Sie vergaß ein-, zweimal die Temperatur des Mädchens zu messen und erst, als er sich beruhigt hatte, hielt sie das Thermometer wieder an das Ohr des Kindes. Es zeigte jetzt 33 Grad.
"Sie schafft es", sagte sie und wendete sich wieder Harry zu, der zu zittern begonnen hatte.
"Frierst du?" fragte sie erschrocken.
"Nein, es ist nur...." Er ließ den Satz unvollendet.
"Wie bringen wir sie wieder zurück, wenn es ihr besser geht?", fragte er unvermittelt. "Ich meine, sie weiß bestimmt nicht mehr wie sie hierhergekommen ist. Aber der Rückweg wird ein Problem."
Hermine grinste plötzlich und erinnerte sich an etwas, das vor langer Zeit passiert war: "Harry, bist du nun ein Zauberer oder nicht?"

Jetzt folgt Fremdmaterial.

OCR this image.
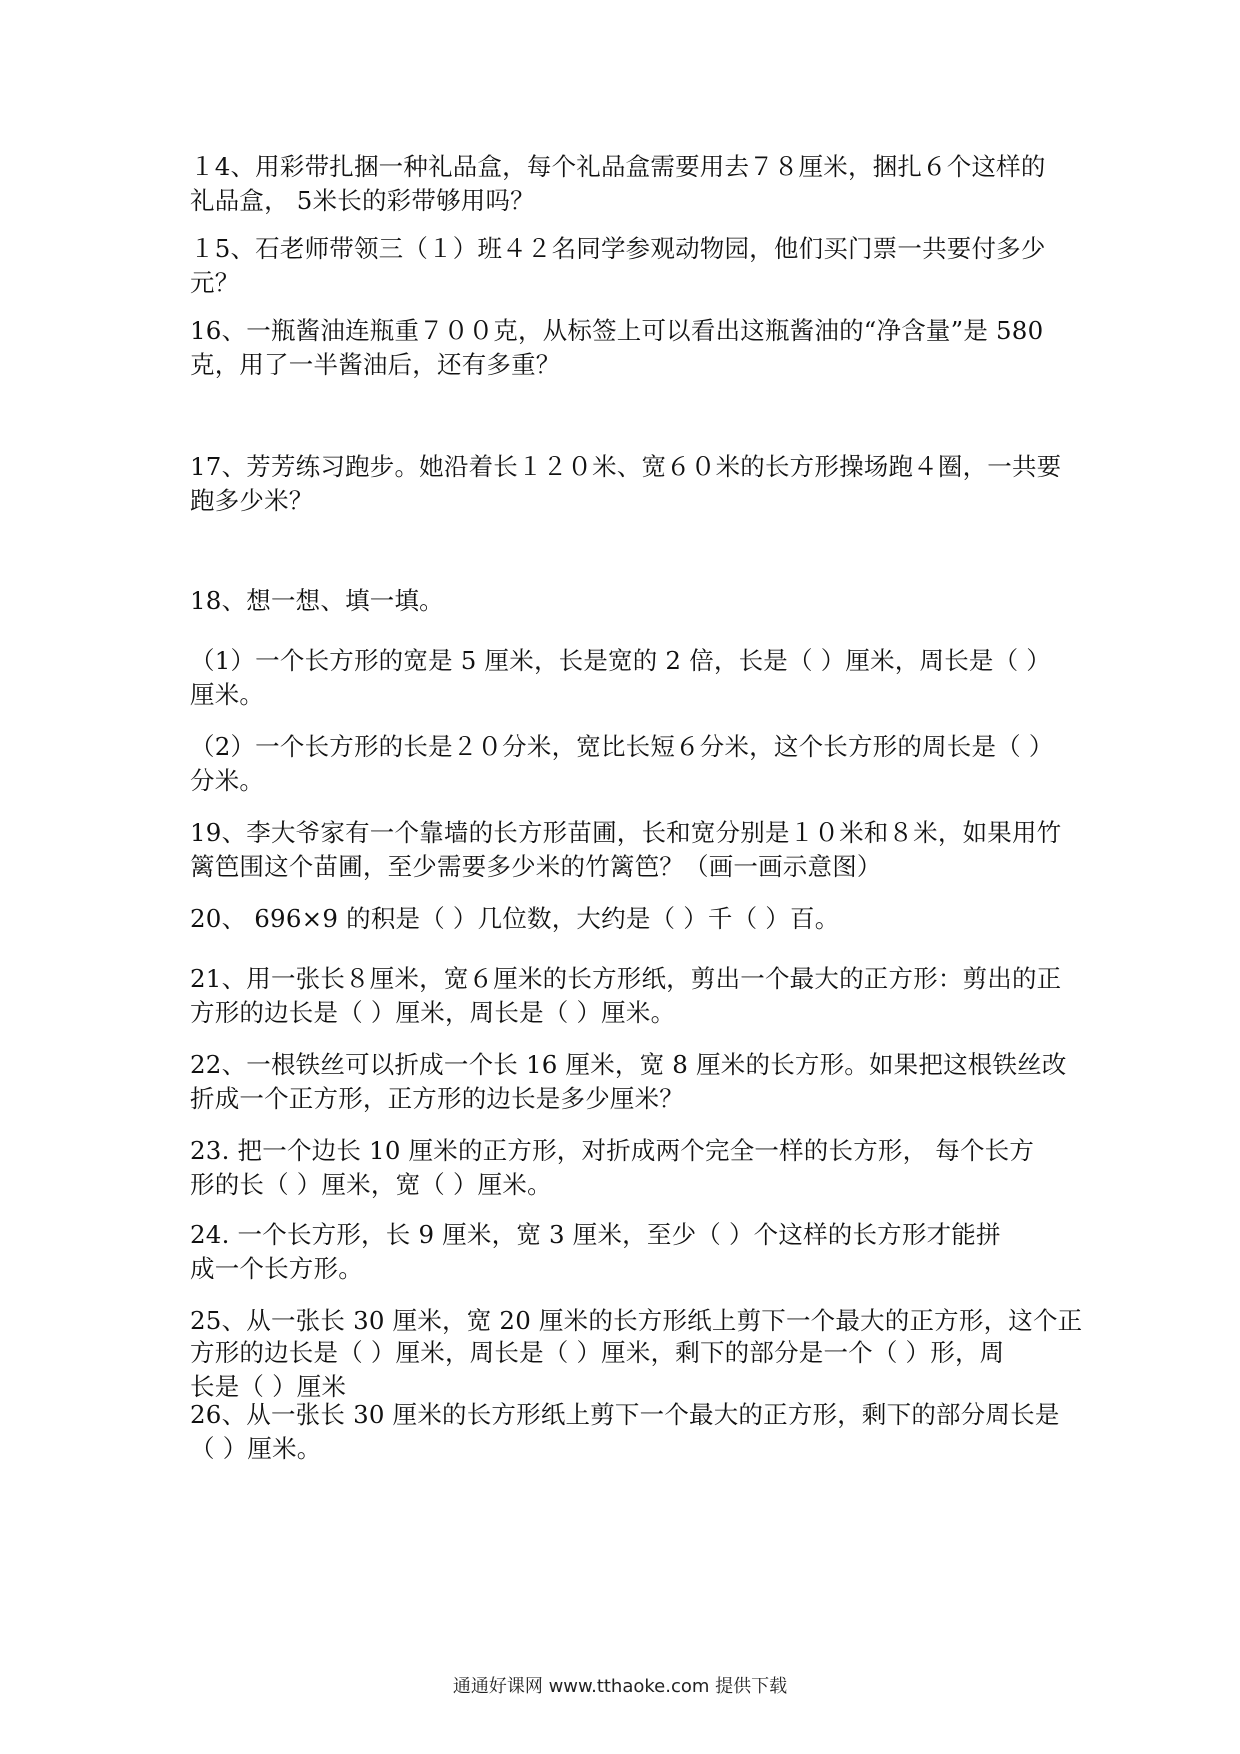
１4、用彩带扎捆一种礼品盒，每个礼品盒需要用去７８厘米，捆扎６个这样的
礼品盒， 5米长的彩带够用吗？
１5、石老师带领三（１）班４２名同学参观动物园，他们买门票一共要付多少
元？
16、一瓶酱油连瓶重７００克，从标签上可以看出这瓶酱油的“净含量”是 580
克，用了一半酱油后，还有多重？
17、芳芳练习跑步。她沿着长１２０米、宽６０米的长方形操场跑４圈，一共要
跑多少米？
18、想一想、填一填。
（1）一个长方形的宽是 5 厘米，长是宽的 2 倍，长是（ ）厘米，周长是（ ）
厘米。
（2）一个长方形的长是２０分米，宽比长短６分米，这个长方形的周长是（ ）
分米。
19、李大爷家有一个靠墙的长方形苗圃，长和宽分别是１０米和８米，如果用竹
篱笆围这个苗圃，至少需要多少米的竹篱笆？（画一画示意图）
20、 696×9 的积是（ ）几位数，大约是（ ）千（ ）百。
21、用一张长８厘米，宽６厘米的长方形纸，剪出一个最大的正方形：剪出的正
方形的边长是（ ）厘米，周长是（ ）厘米。
22、一根铁丝可以折成一个长 16 厘米，宽 8 厘米的长方形。如果把这根铁丝改
折成一个正方形，正方形的边长是多少厘米？
23. 把一个边长 10 厘米的正方形，对折成两个完全一样的长方形， 每个长方
形的长（ ）厘米，宽（ ）厘米。
24. 一个长方形，长 9 厘米，宽 3 厘米，至少（ ）个这样的长方形才能拼
成一个长方形。
25、从一张长 30 厘米，宽 20 厘米的长方形纸上剪下一个最大的正方形，这个正
方形的边长是（ ）厘米，周长是（ ）厘米，剩下的部分是一个（ ）形，周
长是（ ）厘米
26、从一张长 30 厘米的长方形纸上剪下一个最大的正方形，剩下的部分周长是
（ ）厘米。
通通好课网 www.tthaoke.com 提供下载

Er brauchte einen Moment, um zu verstehen, dass er diesen Satz einmal selber gesagt hatte und musste lachen. Es war ein befreiendes Lachen und er wollte gar nicht mehr damit aufhören. Schließlich drückte er Hermine an sich und sie hielten sich minutenlang fest, ohne sich zu bewegen, ohne zu sprechen.
Das Mädchen sah vom Sofa irritiert auf die beiden Erwachsenen herunter. Ihr wurde langsam wieder wärmer und sie fühlte sich nicht mehr ganz so müde.
Als ihre Körpertemperatur deutlich über 34 Grad gestiegen war, packten sie sie ins Bett und legten sich dazu. Es war inzwischen Nacht geworden. Erst schlief das Kind ein und dann Harry. Hermine lauschte auf die regelmäßigen Atemzüge der beiden und dämmerte schließlich auch weg.
Als sie wieder wach wurde, war es bereits Tag. Sie erinnerte sich und drehte sich zur Seite. Das Mädchen schlief noch. Harry hatte die Augen offen und sah Hermine an.
"Bleibst du zum Frühstück?", fragte sie.
Er lächelte zurück und nickte.
"Gilt die Einladung auch fürs Abendessen?"
"Sie gilt unbegrenzt", flüsterte Hermine.
Er ließ sich in sein Kissen zurücksinken und nahm die Worte in sich auf.
"Angenommen", sagte er und drehte sich wieder auf die Seite, um Hermine ins Gesicht zu sehen.
Dabei bemerkte er, dass das Mädchen wach war und die beiden abwechselnd beobachtete.
Harry lenkte ihren Blick auf sich und fragte: "Ich weiß nicht mal deinen Namen. Wie heißt du eigentlich?"
"Ich heiße Emy", antwortete sie. "Und du?"